A message from the Twitter account @Bitcoin uncovered a new social media platform released on Wednesday that uses the Bitcoin Cash blockchain as a way to sustain its ecosystem.
Wow, seems like every day there’s another new service launching that’s built on top of the #BitcoinCash network. This one is really cool: another censorship resistant Twitter alternative.
— Bitcoin (@Bitcoin) May 3, 2018
Known as BlockPress, the social network features an interface that displays posts coming directly from the Bitcoin Cash blockchain. The posts themselves are etched permanently onto the blockchain with tiny transactions that represent fractions of a penny. Users must also make these transactions if they want profile pictures, custom names other than the keys they’re given from the outset, and header photos.
Some users have already taken on quirky personas that consider that the best use of their money is to ramble equally quirky statements.
That isn’t to say that people can’t make a profit on the platform. Much like Yours—another BCH-based social network— lets users send tips to each other by liking their posts.
It appears that even pay-to-post social platforms aren’t immune to scammers. Some of Memo’s top posts are those promising BCH or a certain number of satoshis in exchange for likes.
BlockPress seems to solve this issue by not including a “top posts” feature, showing only a stream of random posts as soon as they appear on the network, which disincentivizes fishing for likes. To be fair, Memo’s visitors are greeted by top posts in the last hour as opposed to all-time top posts. This drastically reduces the number of spammy posts seen by the users of the site.

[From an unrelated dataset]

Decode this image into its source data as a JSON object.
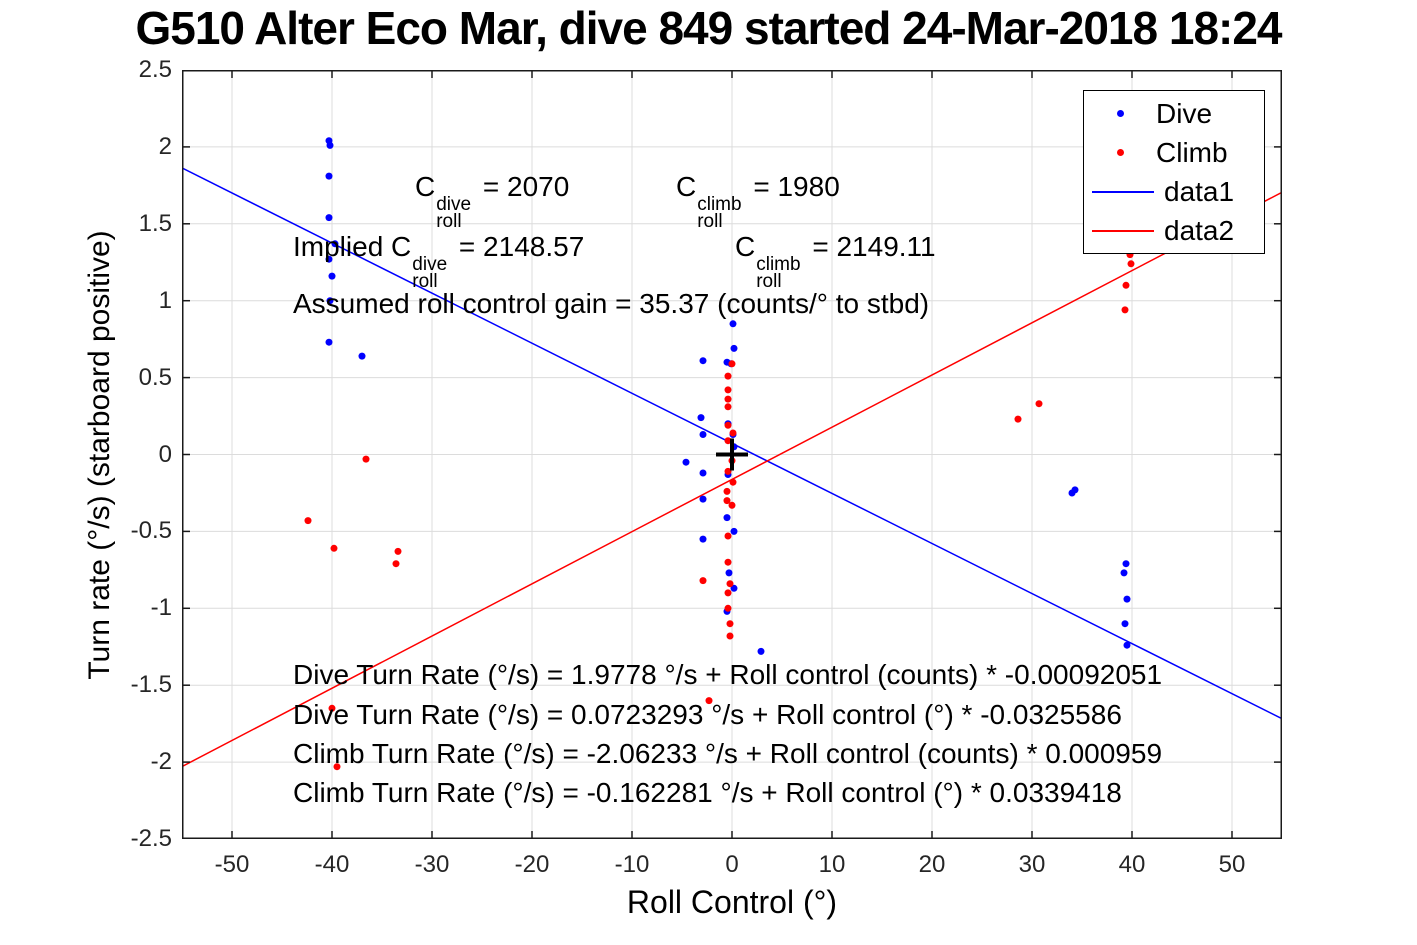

We don’t know whether BlockPress will be including a “top posts” feature or not, but it’s certainly possible to implement, given the ability to scan through the BCH blockchain. Still, scalability continues to be an issue that will plague BCH if it gains the same level of notoriety that Bitcoin did last year.
As its blockchain grows larger, it might even be harder for on-chain social networks to scan through it. This is a problem that Vitalik Buterin of Ethereum saw coming back at the end of November when he began discussing changes to his brainchild that would help dampen this issue.
It’s now up to the Bitcoin Cash community to see how they would solve this problem. It is possible that there will be a fork that would see it fundamentally change as it attempts to remain a competitive choice for microtransaction platforms.